If CRISPR Therapeutics is successful in beta-thalassemia, though, we could see a similar scenario to that of hepatitis C. Celgene, for example, thinks that is has a potential blockbuster beta-thalassemia drug on the way with luspatercept. An effective cure for beta-thalassemia could severely cut sales for Celgene's drug down the road, although the big biotech is also pursuing other indications for luspatercept.
But the biggest upheaval could come if cures are developed for diseases that aren't so rare. Gilead is actively working on developing a cure for HIV. The company reported encouraging preclinical results with a combination of two experimental drugs curing nearly half of the HIV-infected monkeys that received the drugs.
Gilead faces an interesting dilemma. It wants to cure HIV and is plowing forward with those efforts. At the same time, the company made $14 billion in 2017 from its HIV treatments. A cure would undermine those sales.

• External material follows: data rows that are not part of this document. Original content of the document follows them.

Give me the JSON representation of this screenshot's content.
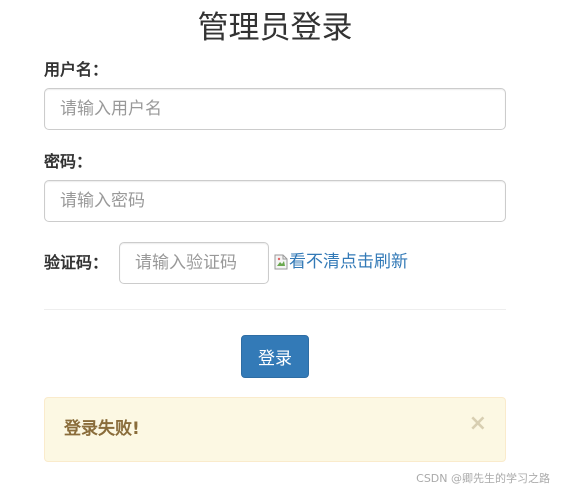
{
  "page": {
    "title": "管理员登录"
  },
  "form": {
    "username_label": "用户名：",
    "username_placeholder": "请输入用户名",
    "username_value": "",
    "password_label": "密码：",
    "password_placeholder": "请输入密码",
    "password_value": "",
    "captcha_label": "验证码：",
    "captcha_placeholder": "请输入验证码",
    "captcha_value": "",
    "captcha_link_text": "看不清点击刷新",
    "captcha_image_icon": "broken-image-icon",
    "submit_label": "登录"
  },
  "alert": {
    "message": "登录失败!",
    "close_symbol": "×",
    "type": "warning"
  },
  "watermark": {
    "text": "CSDN @卿先生的学习之路"
  },
  "colors": {
    "primary": "#337ab7",
    "alert_bg": "#fcf8e3",
    "alert_text": "#8a6d3b"
  }
}
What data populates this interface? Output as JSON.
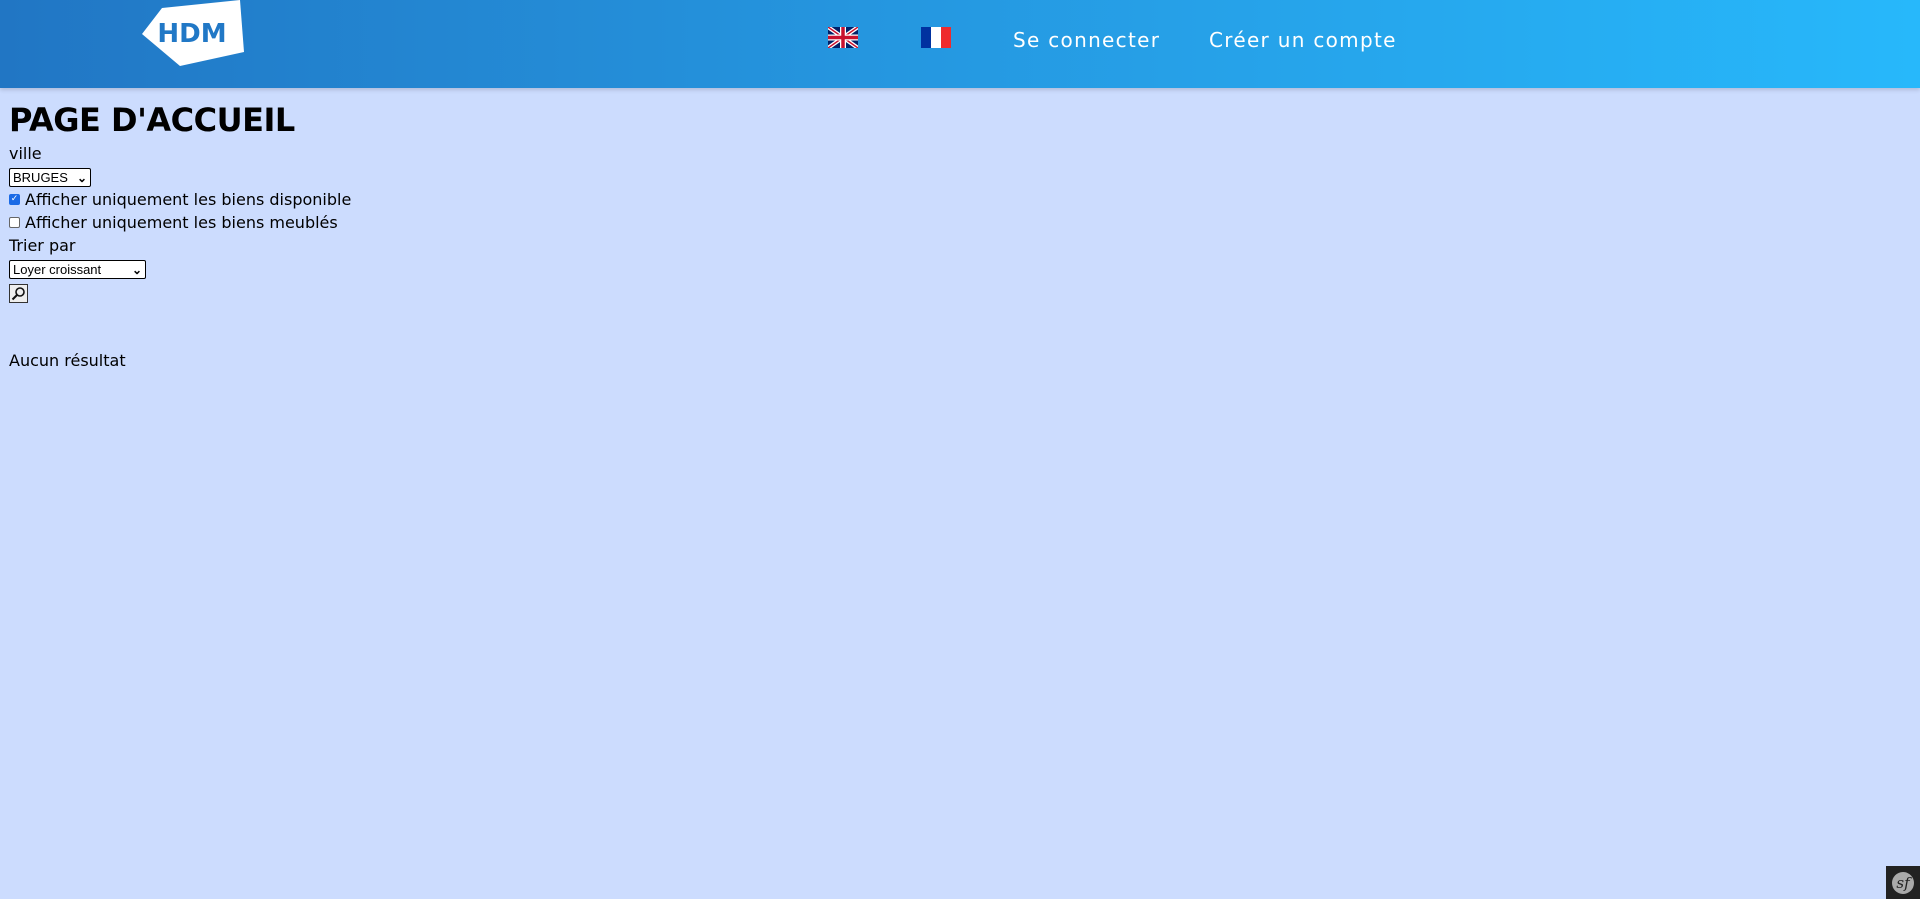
{
  "header": {
    "logo_text": "HDM",
    "flags": [
      {
        "name": "english-flag"
      },
      {
        "name": "french-flag"
      }
    ],
    "login_label": "Se connecter",
    "register_label": "Créer un compte"
  },
  "main": {
    "title": "PAGE D'ACCUEIL",
    "city_label": "ville",
    "city_selected": "BRUGES",
    "available_label": "Afficher uniquement les biens disponible",
    "available_checked": true,
    "furnished_label": "Afficher uniquement les biens meublés",
    "furnished_checked": false,
    "sort_label": "Trier par",
    "sort_selected": "Loyer croissant",
    "search_icon": "search-icon",
    "no_result": "Aucun résultat"
  },
  "colors": {
    "background": "#ccdcfe",
    "header_start": "#2176c4",
    "header_end": "#27b8fb"
  }
}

A new paradigm for biotech investors
All of this presents a new paradigm for biotech investors. Competition for companies' drugs is one thing. But the prospects for cures of the diseases that those drugs target presents an entirely different ball game. What should investors do?
First, before buying a biotech or pharma stock, gain a solid understanding of the competitive dynamics in the markets where the company currently operates or is developing new drugs. This is an important step even if no potentially curative therapies are being developed for any of the indications the company targets.
Second, research the companies that are developing the potential cures. Find out how far along they are and what the potential roadblocks to their technology could be. Another important thing to look for in small biotechs that are developing cures is whether or not big third-parties are investing in them or partnering with them. When a major player commits a lot of money in partnering with a small biotech, it can be a good sign that the small biotech's technology should be taken seriously.
Third, listen for what management of the drugmaker currently marketing or developing non-curative treatments says about the potential competition. You can feel better about the stock if executives seem to have a good strategy in place.
Fourth, you might want to consider hedging your bets by buying a position in the stocks of potential competitors that are developing cures. If investing in a clinical-stage biotech or preclinical-stage biotech is too risky for you, think about buying shares of a larger company that has partnered with the smaller biotech (assuming there is one).
There's one thing that biotech investors shouldn't do: Dismiss the threat from potential cures. Yes, it's still early. Some experimental cures won't pan out. But Francis Collins, leader of the Human Genome Project and current Director of the National Institutes for Health, said, "I think developing cures for all diseases is certainly something that we could imagine happening in the course of this century." Note his use of the word "all."
What's a pound of cure worth? Possibly billions of dollars for some companies. And it could cost billions of dollars for others. Fortunes for biotechs -- and biotech investors -- are at stake.